Double standards when we talk about foreign workers and lower-income Singaporean workers?
I refer to the article “Commentary: Don’t hold our treatment of foreign domestic workers to countries with lower standards” (Channel NewsAsia, Apr 21).
After reading the above and as we are approaching Labour Day on 1 May – I simply took parts of the article and changed “foreign domestic worker” to “lower-income Singaporean worker”.
Do you not see what may be arguably, the irony and the double standards in talking about the plight of foreign workers vis-a-vis lower-income Singaporean workers?
“When it comes to governance, healthcare, transportation and quality of life, we often compare ourselves to the best and ask what it will take to get there if we’re not already there.
Yet when it comes to the rights of lower-income Singaporean workers, many apparently choose to compare our standards to those of less developed countries which may have fewer protections for their local workforce.
Shouldn’t these standards be applied to lower-income Singaporean workers too?
Many readers responded to these suggestions by pointing out that even under current conditions, lower-income Singaporean workers are earning more here that they would had they stayed in (some other) countries.
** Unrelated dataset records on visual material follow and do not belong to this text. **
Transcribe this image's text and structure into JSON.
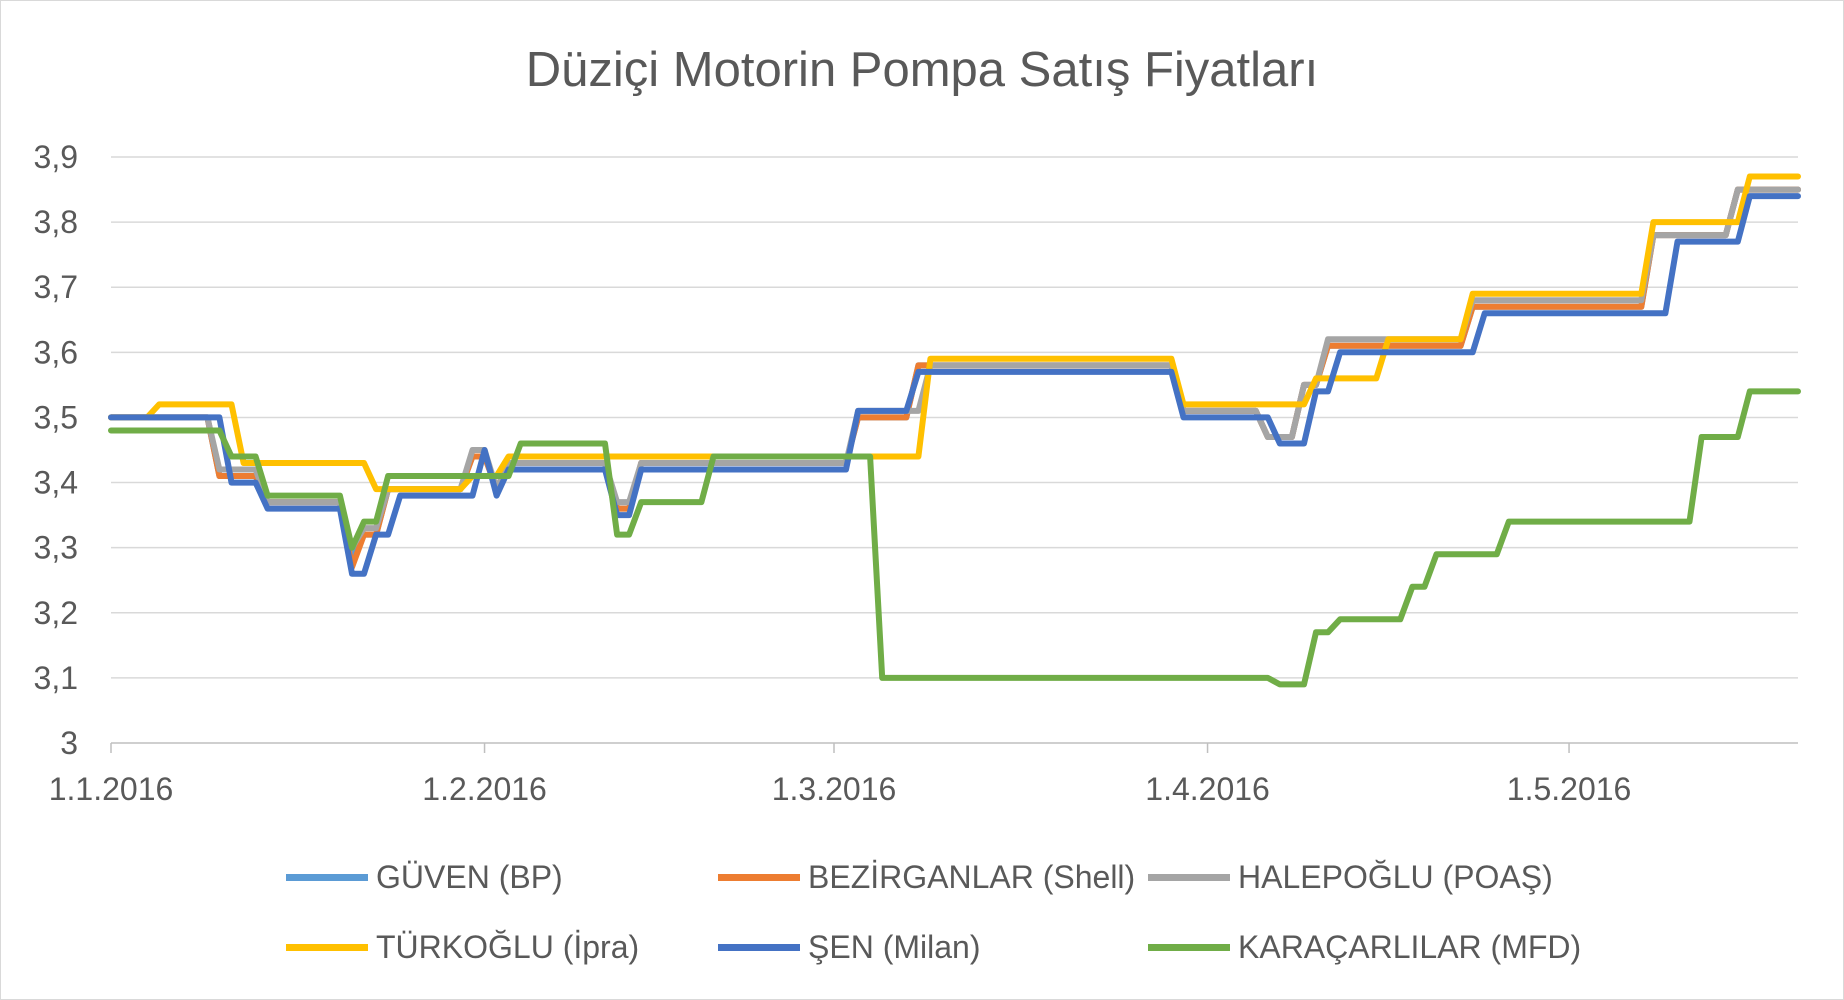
{
  "chart_data": {
    "type": "line",
    "title": "Düziçi Motorin Pompa Satış Fiyatları",
    "xlabel": "",
    "ylabel": "",
    "x_range": [
      "1.1.2016",
      "20.5.2016"
    ],
    "ylim": [
      3,
      3.9
    ],
    "y_ticks": [
      "3",
      "3,1",
      "3,2",
      "3,3",
      "3,4",
      "3,5",
      "3,6",
      "3,7",
      "3,8",
      "3,9"
    ],
    "y_tick_values": [
      3,
      3.1,
      3.2,
      3.3,
      3.4,
      3.5,
      3.6,
      3.7,
      3.8,
      3.9
    ],
    "x_ticks": [
      "1.1.2016",
      "1.2.2016",
      "1.3.2016",
      "1.4.2016",
      "1.5.2016"
    ],
    "grid": true,
    "legend_position": "bottom",
    "series": [
      {
        "name": "GÜVEN (BP)",
        "color": "#5b9bd5",
        "points": [
          [
            "1.1.2016",
            3.5
          ],
          [
            "9.1.2016",
            3.5
          ],
          [
            "10.1.2016",
            3.41
          ],
          [
            "13.1.2016",
            3.41
          ],
          [
            "14.1.2016",
            3.37
          ],
          [
            "20.1.2016",
            3.37
          ],
          [
            "21.1.2016",
            3.29
          ],
          [
            "22.1.2016",
            3.32
          ],
          [
            "23.1.2016",
            3.32
          ],
          [
            "24.1.2016",
            3.39
          ],
          [
            "30.1.2016",
            3.39
          ],
          [
            "31.1.2016",
            3.44
          ],
          [
            "1.2.2016",
            3.44
          ],
          [
            "2.2.2016",
            3.39
          ],
          [
            "3.2.2016",
            3.43
          ],
          [
            "11.2.2016",
            3.43
          ],
          [
            "12.2.2016",
            3.36
          ],
          [
            "13.2.2016",
            3.36
          ],
          [
            "14.2.2016",
            3.43
          ],
          [
            "2.3.2016",
            3.43
          ],
          [
            "3.3.2016",
            3.5
          ],
          [
            "7.3.2016",
            3.5
          ],
          [
            "8.3.2016",
            3.58
          ],
          [
            "29.3.2016",
            3.58
          ],
          [
            "30.3.2016",
            3.51
          ],
          [
            "5.4.2016",
            3.51
          ],
          [
            "6.4.2016",
            3.47
          ],
          [
            "8.4.2016",
            3.47
          ],
          [
            "9.4.2016",
            3.55
          ],
          [
            "10.4.2016",
            3.55
          ],
          [
            "11.4.2016",
            3.61
          ],
          [
            "22.4.2016",
            3.61
          ],
          [
            "23.4.2016",
            3.67
          ],
          [
            "7.5.2016",
            3.67
          ],
          [
            "8.5.2016",
            3.78
          ],
          [
            "14.5.2016",
            3.78
          ],
          [
            "15.5.2016",
            3.85
          ],
          [
            "20.5.2016",
            3.85
          ]
        ]
      },
      {
        "name": "BEZİRGANLAR (Shell)",
        "color": "#ed7d31",
        "points": [
          [
            "1.1.2016",
            3.5
          ],
          [
            "9.1.2016",
            3.5
          ],
          [
            "10.1.2016",
            3.41
          ],
          [
            "13.1.2016",
            3.41
          ],
          [
            "14.1.2016",
            3.37
          ],
          [
            "20.1.2016",
            3.37
          ],
          [
            "21.1.2016",
            3.27
          ],
          [
            "22.1.2016",
            3.32
          ],
          [
            "23.1.2016",
            3.32
          ],
          [
            "24.1.2016",
            3.39
          ],
          [
            "30.1.2016",
            3.39
          ],
          [
            "31.1.2016",
            3.44
          ],
          [
            "1.2.2016",
            3.44
          ],
          [
            "2.2.2016",
            3.39
          ],
          [
            "3.2.2016",
            3.43
          ],
          [
            "11.2.2016",
            3.43
          ],
          [
            "12.2.2016",
            3.36
          ],
          [
            "13.2.2016",
            3.36
          ],
          [
            "14.2.2016",
            3.43
          ],
          [
            "2.3.2016",
            3.43
          ],
          [
            "3.3.2016",
            3.5
          ],
          [
            "7.3.2016",
            3.5
          ],
          [
            "8.3.2016",
            3.58
          ],
          [
            "29.3.2016",
            3.58
          ],
          [
            "30.3.2016",
            3.51
          ],
          [
            "5.4.2016",
            3.51
          ],
          [
            "6.4.2016",
            3.47
          ],
          [
            "8.4.2016",
            3.47
          ],
          [
            "9.4.2016",
            3.55
          ],
          [
            "10.4.2016",
            3.55
          ],
          [
            "11.4.2016",
            3.61
          ],
          [
            "22.4.2016",
            3.61
          ],
          [
            "23.4.2016",
            3.67
          ],
          [
            "7.5.2016",
            3.67
          ],
          [
            "8.5.2016",
            3.78
          ],
          [
            "14.5.2016",
            3.78
          ],
          [
            "15.5.2016",
            3.85
          ],
          [
            "20.5.2016",
            3.85
          ]
        ]
      },
      {
        "name": "HALEPOĞLU (POAŞ)",
        "color": "#a5a5a5",
        "points": [
          [
            "1.1.2016",
            3.5
          ],
          [
            "9.1.2016",
            3.5
          ],
          [
            "10.1.2016",
            3.42
          ],
          [
            "13.1.2016",
            3.42
          ],
          [
            "14.1.2016",
            3.37
          ],
          [
            "20.1.2016",
            3.37
          ],
          [
            "21.1.2016",
            3.3
          ],
          [
            "22.1.2016",
            3.33
          ],
          [
            "23.1.2016",
            3.33
          ],
          [
            "24.1.2016",
            3.39
          ],
          [
            "30.1.2016",
            3.39
          ],
          [
            "31.1.2016",
            3.45
          ],
          [
            "1.2.2016",
            3.45
          ],
          [
            "2.2.2016",
            3.39
          ],
          [
            "3.2.2016",
            3.43
          ],
          [
            "11.2.2016",
            3.43
          ],
          [
            "12.2.2016",
            3.37
          ],
          [
            "13.2.2016",
            3.37
          ],
          [
            "14.2.2016",
            3.43
          ],
          [
            "2.3.2016",
            3.43
          ],
          [
            "3.3.2016",
            3.51
          ],
          [
            "8.3.2016",
            3.51
          ],
          [
            "9.3.2016",
            3.58
          ],
          [
            "29.3.2016",
            3.58
          ],
          [
            "30.3.2016",
            3.51
          ],
          [
            "5.4.2016",
            3.51
          ],
          [
            "6.4.2016",
            3.47
          ],
          [
            "8.4.2016",
            3.47
          ],
          [
            "9.4.2016",
            3.55
          ],
          [
            "10.4.2016",
            3.55
          ],
          [
            "11.4.2016",
            3.62
          ],
          [
            "22.4.2016",
            3.62
          ],
          [
            "23.4.2016",
            3.68
          ],
          [
            "7.5.2016",
            3.68
          ],
          [
            "8.5.2016",
            3.78
          ],
          [
            "14.5.2016",
            3.78
          ],
          [
            "15.5.2016",
            3.85
          ],
          [
            "20.5.2016",
            3.85
          ]
        ]
      },
      {
        "name": "TÜRKOĞLU (İpra)",
        "color": "#ffc000",
        "points": [
          [
            "1.1.2016",
            3.5
          ],
          [
            "4.1.2016",
            3.5
          ],
          [
            "5.1.2016",
            3.52
          ],
          [
            "11.1.2016",
            3.52
          ],
          [
            "12.1.2016",
            3.43
          ],
          [
            "22.1.2016",
            3.43
          ],
          [
            "23.1.2016",
            3.39
          ],
          [
            "30.1.2016",
            3.39
          ],
          [
            "31.1.2016",
            3.41
          ],
          [
            "2.2.2016",
            3.41
          ],
          [
            "3.2.2016",
            3.44
          ],
          [
            "2.3.2016",
            3.44
          ],
          [
            "3.3.2016",
            3.44
          ],
          [
            "8.3.2016",
            3.44
          ],
          [
            "9.3.2016",
            3.59
          ],
          [
            "29.3.2016",
            3.59
          ],
          [
            "30.3.2016",
            3.52
          ],
          [
            "9.4.2016",
            3.52
          ],
          [
            "10.4.2016",
            3.56
          ],
          [
            "15.4.2016",
            3.56
          ],
          [
            "16.4.2016",
            3.62
          ],
          [
            "22.4.2016",
            3.62
          ],
          [
            "23.4.2016",
            3.69
          ],
          [
            "7.5.2016",
            3.69
          ],
          [
            "8.5.2016",
            3.8
          ],
          [
            "15.5.2016",
            3.8
          ],
          [
            "16.5.2016",
            3.87
          ],
          [
            "20.5.2016",
            3.87
          ]
        ]
      },
      {
        "name": "ŞEN (Milan)",
        "color": "#4472c4",
        "points": [
          [
            "1.1.2016",
            3.5
          ],
          [
            "10.1.2016",
            3.5
          ],
          [
            "11.1.2016",
            3.4
          ],
          [
            "13.1.2016",
            3.4
          ],
          [
            "14.1.2016",
            3.36
          ],
          [
            "20.1.2016",
            3.36
          ],
          [
            "21.1.2016",
            3.26
          ],
          [
            "22.1.2016",
            3.26
          ],
          [
            "23.1.2016",
            3.32
          ],
          [
            "24.1.2016",
            3.32
          ],
          [
            "25.1.2016",
            3.38
          ],
          [
            "31.1.2016",
            3.38
          ],
          [
            "1.2.2016",
            3.45
          ],
          [
            "2.2.2016",
            3.38
          ],
          [
            "3.2.2016",
            3.42
          ],
          [
            "11.2.2016",
            3.42
          ],
          [
            "12.2.2016",
            3.35
          ],
          [
            "13.2.2016",
            3.35
          ],
          [
            "14.2.2016",
            3.42
          ],
          [
            "2.3.2016",
            3.42
          ],
          [
            "3.3.2016",
            3.51
          ],
          [
            "7.3.2016",
            3.51
          ],
          [
            "8.3.2016",
            3.57
          ],
          [
            "29.3.2016",
            3.57
          ],
          [
            "30.3.2016",
            3.5
          ],
          [
            "6.4.2016",
            3.5
          ],
          [
            "7.4.2016",
            3.46
          ],
          [
            "9.4.2016",
            3.46
          ],
          [
            "10.4.2016",
            3.54
          ],
          [
            "11.4.2016",
            3.54
          ],
          [
            "12.4.2016",
            3.6
          ],
          [
            "23.4.2016",
            3.6
          ],
          [
            "24.4.2016",
            3.66
          ],
          [
            "9.5.2016",
            3.66
          ],
          [
            "10.5.2016",
            3.77
          ],
          [
            "15.5.2016",
            3.77
          ],
          [
            "16.5.2016",
            3.84
          ],
          [
            "20.5.2016",
            3.84
          ]
        ]
      },
      {
        "name": "KARAÇARLILAR (MFD)",
        "color": "#70ad47",
        "points": [
          [
            "1.1.2016",
            3.48
          ],
          [
            "10.1.2016",
            3.48
          ],
          [
            "11.1.2016",
            3.44
          ],
          [
            "13.1.2016",
            3.44
          ],
          [
            "14.1.2016",
            3.38
          ],
          [
            "20.1.2016",
            3.38
          ],
          [
            "21.1.2016",
            3.3
          ],
          [
            "22.1.2016",
            3.34
          ],
          [
            "23.1.2016",
            3.34
          ],
          [
            "24.1.2016",
            3.41
          ],
          [
            "3.2.2016",
            3.41
          ],
          [
            "4.2.2016",
            3.46
          ],
          [
            "11.2.2016",
            3.46
          ],
          [
            "12.2.2016",
            3.32
          ],
          [
            "13.2.2016",
            3.32
          ],
          [
            "14.2.2016",
            3.37
          ],
          [
            "19.2.2016",
            3.37
          ],
          [
            "20.2.2016",
            3.44
          ],
          [
            "4.3.2016",
            3.44
          ],
          [
            "5.3.2016",
            3.1
          ],
          [
            "6.4.2016",
            3.1
          ],
          [
            "7.4.2016",
            3.09
          ],
          [
            "9.4.2016",
            3.09
          ],
          [
            "10.4.2016",
            3.17
          ],
          [
            "11.4.2016",
            3.17
          ],
          [
            "12.4.2016",
            3.19
          ],
          [
            "17.4.2016",
            3.19
          ],
          [
            "18.4.2016",
            3.24
          ],
          [
            "19.4.2016",
            3.24
          ],
          [
            "20.4.2016",
            3.29
          ],
          [
            "25.4.2016",
            3.29
          ],
          [
            "26.4.2016",
            3.34
          ],
          [
            "11.5.2016",
            3.34
          ],
          [
            "12.5.2016",
            3.47
          ],
          [
            "15.5.2016",
            3.47
          ],
          [
            "16.5.2016",
            3.54
          ],
          [
            "20.5.2016",
            3.54
          ]
        ]
      }
    ]
  }
}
This may very well be true. But are those really the standards we should live by in Singapore?
We pride ourselves on being a First World nation, so shouldn’t we endeavour to apply First World standards of fairness to our treatment of all workers including lower-income Singaporean workers here?
Many also pointed out that non-government organisations often exhort better treatment of lower-income Singaporean workers but neglect employers’ rights.
Certainly, employers’ rights deserve equal attention.
But the two aren’t mutually exclusive, unless upholding employers’ rights necessarily requires the unfair and inhumane treatment of workers.
Most would agree this isn’t the case.
So why then do so many adopt an “us against them” mentality when negotiating such rights?
Some employers maintain that the lower-income Singaporean worker signed the contract, so why should she complain?
Just as we do with other aspects of life and living in Singapore, let’s aspire to higher standards and set our own benchmarks for the treatment of lower-income Singaporean workers in our country.”